No matter if a fan of the books, movies or both, fans around the world have witnessed the Boy Who Lived save the entire wizarding world from the evil Lord Voldemort.
And while there were some scenes in the movies that will forever emotionally scar us for life (Cedric Diggory’s death, Hermione’s torture at Malfoy Manner, giant spiders, etc.), there are some dark scenes from the books that didn’t make it to the big screen.
Some could argue that these scenes were left out because of run time or they didn’t make sense to be added but Harry Potter films – especially the first four - were mainly catered towards a younger audience, which leads us to believe that some of these scenes may have been too dark to make it into the movies.
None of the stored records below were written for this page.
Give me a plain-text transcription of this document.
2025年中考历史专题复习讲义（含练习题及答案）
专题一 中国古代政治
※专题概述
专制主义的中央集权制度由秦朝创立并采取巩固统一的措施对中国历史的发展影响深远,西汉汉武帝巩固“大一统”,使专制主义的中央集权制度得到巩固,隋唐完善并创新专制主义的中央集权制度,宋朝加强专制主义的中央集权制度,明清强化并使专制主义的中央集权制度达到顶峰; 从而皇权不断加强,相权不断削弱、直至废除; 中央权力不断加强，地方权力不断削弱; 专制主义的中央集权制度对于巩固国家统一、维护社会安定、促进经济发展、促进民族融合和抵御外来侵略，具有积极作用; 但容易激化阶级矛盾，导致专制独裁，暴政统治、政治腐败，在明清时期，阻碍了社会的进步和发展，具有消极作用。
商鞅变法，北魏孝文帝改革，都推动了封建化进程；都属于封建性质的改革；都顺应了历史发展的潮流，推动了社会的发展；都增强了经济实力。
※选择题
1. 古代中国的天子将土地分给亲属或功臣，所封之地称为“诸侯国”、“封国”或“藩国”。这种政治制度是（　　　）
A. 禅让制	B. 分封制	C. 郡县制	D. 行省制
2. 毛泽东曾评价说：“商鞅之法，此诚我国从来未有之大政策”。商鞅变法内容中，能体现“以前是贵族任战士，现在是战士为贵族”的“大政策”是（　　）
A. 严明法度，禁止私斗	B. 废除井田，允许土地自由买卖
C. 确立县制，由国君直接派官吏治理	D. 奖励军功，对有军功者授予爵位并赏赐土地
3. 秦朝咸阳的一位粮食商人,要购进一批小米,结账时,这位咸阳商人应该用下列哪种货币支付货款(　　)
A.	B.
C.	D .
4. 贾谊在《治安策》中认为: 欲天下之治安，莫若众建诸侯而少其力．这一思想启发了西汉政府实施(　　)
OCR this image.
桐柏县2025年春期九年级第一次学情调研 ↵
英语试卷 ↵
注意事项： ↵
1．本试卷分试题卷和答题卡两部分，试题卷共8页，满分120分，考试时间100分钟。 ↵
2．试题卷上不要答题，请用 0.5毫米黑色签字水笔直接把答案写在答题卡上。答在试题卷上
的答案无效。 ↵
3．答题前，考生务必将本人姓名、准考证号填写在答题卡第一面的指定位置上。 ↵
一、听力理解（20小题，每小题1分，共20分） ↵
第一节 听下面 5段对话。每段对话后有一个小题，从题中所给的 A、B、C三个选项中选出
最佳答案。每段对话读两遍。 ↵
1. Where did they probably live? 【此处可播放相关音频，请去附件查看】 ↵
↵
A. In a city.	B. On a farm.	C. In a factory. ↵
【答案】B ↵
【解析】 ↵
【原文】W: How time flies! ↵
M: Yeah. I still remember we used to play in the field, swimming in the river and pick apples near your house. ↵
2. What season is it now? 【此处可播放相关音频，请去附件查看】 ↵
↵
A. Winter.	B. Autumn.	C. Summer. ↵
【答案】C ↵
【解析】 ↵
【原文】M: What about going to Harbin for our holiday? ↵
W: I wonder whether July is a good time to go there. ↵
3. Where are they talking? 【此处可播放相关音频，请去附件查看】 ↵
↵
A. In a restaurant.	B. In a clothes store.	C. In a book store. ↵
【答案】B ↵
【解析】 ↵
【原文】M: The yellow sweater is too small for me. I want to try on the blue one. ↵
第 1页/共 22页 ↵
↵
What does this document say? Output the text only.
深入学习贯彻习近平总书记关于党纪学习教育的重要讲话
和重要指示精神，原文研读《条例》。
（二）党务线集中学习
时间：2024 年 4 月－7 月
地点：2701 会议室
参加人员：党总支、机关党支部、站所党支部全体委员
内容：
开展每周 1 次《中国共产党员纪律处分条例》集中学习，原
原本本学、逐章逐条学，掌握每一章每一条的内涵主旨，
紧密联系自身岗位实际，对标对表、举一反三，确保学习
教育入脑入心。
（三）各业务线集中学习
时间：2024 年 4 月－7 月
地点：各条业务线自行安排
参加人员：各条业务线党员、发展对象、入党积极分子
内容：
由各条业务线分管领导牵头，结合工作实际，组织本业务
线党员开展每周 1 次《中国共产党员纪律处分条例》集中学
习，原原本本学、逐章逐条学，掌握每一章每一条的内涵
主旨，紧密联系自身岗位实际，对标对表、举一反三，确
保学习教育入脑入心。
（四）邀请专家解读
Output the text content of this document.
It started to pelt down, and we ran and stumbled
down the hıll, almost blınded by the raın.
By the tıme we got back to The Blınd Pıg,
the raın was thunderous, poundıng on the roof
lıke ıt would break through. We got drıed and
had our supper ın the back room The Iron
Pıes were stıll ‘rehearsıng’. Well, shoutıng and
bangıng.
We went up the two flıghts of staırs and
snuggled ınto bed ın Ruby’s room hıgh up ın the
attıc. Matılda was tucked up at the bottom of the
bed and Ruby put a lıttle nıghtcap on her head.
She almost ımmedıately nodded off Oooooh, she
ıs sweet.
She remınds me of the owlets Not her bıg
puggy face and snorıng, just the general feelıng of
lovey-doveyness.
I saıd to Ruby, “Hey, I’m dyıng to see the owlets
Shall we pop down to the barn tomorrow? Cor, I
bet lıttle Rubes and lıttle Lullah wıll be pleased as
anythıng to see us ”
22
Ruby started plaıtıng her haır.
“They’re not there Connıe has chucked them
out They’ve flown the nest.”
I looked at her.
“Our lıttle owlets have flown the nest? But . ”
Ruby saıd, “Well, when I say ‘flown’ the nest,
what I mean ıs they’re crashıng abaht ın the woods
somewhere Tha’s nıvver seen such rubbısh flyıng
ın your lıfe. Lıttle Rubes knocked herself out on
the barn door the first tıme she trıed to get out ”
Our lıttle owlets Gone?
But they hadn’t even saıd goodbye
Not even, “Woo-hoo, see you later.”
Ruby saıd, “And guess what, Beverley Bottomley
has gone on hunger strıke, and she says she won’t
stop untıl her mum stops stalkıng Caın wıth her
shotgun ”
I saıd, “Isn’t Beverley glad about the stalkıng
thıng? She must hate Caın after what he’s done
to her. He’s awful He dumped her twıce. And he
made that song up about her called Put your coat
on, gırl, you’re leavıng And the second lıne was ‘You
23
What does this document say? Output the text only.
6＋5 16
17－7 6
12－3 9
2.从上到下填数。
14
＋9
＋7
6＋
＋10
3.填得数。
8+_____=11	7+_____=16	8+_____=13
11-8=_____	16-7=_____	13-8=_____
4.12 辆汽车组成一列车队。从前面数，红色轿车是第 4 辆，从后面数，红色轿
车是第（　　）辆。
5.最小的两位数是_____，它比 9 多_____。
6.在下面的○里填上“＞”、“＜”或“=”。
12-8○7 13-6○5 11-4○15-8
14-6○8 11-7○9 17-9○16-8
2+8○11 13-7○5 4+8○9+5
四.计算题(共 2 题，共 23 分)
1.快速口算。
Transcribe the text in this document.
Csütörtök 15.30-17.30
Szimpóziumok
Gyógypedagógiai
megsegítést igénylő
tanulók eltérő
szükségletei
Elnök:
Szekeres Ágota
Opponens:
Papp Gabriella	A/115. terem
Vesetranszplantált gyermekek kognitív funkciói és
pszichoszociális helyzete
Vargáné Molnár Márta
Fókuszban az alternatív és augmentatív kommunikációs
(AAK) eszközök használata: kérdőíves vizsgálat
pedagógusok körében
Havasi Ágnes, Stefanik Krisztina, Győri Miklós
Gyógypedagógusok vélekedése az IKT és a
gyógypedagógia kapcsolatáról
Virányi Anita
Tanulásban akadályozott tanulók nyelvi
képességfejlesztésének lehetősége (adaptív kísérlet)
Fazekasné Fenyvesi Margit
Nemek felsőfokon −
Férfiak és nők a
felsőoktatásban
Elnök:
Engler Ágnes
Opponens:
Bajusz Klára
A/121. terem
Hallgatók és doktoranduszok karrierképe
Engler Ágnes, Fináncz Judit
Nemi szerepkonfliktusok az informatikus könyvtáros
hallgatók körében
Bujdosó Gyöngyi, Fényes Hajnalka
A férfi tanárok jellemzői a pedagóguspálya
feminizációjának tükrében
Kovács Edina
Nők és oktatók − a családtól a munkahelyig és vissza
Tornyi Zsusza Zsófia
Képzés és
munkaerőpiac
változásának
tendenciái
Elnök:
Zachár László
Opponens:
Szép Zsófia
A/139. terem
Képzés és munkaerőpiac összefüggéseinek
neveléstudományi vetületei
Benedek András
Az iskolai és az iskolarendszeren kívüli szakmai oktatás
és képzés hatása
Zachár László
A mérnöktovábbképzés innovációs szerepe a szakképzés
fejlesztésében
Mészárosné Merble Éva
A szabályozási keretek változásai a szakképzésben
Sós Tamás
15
It’s evident that as the Harry Potter films went on, the overall theme of a movie would be darker than its predecessor (especially the jump from Goblet of Fire to Order of the Phoenix) but there are still scenes that even the older audience may find too intense to watch.
Here, we’ve ranked the 10 darkest Harry Potter scenes that were excluded from the films.
10. Harry's Constant Abuse From The Dursleys
After Harry’s parents were murdered by Voldemort, he was forced to live with his abusive relatives throughout his years of attending Hogwarts. While the films show the Dursleys hatred towards Harry and they treat him poorly, they don’t show as much as the books do.
In many ways, the Dursleys were neglectful and abusive towards Harry by forcing him to sleep in a cupboard under the stairs, locking him in his room (only letting him out to use the bathroom) with little to no food for days and being verbally abusive towards him.
Uncle Vernon and Aunt Petunia have both tried to physically abuse Harry. In the Order of the Phoenix, Vernon attempts to strangle Potter after he thinks he's done magic, and, in the Chamber of Secrets, Petunia tries to hit Harry in the head with a frying pan, which the wizard luckily dodged.
The Dursleys also abandoned Harry at Kings Cross Station when he was 11 years old after they thought Harry had been lied to about the Hogwarts Express because platform 9 ¾ didn’t exist.
On top of all this, the Dursleys were emotionally neglectful, by always treating Harry as a slave, forgetting his birthday, showing no interest in his wellbeing and letting their own son openly bully him (many fans theorise Vernon and Petunia encouraged the bullying).
It’s no wonder why Harry grew up to have anger issues later on in his life.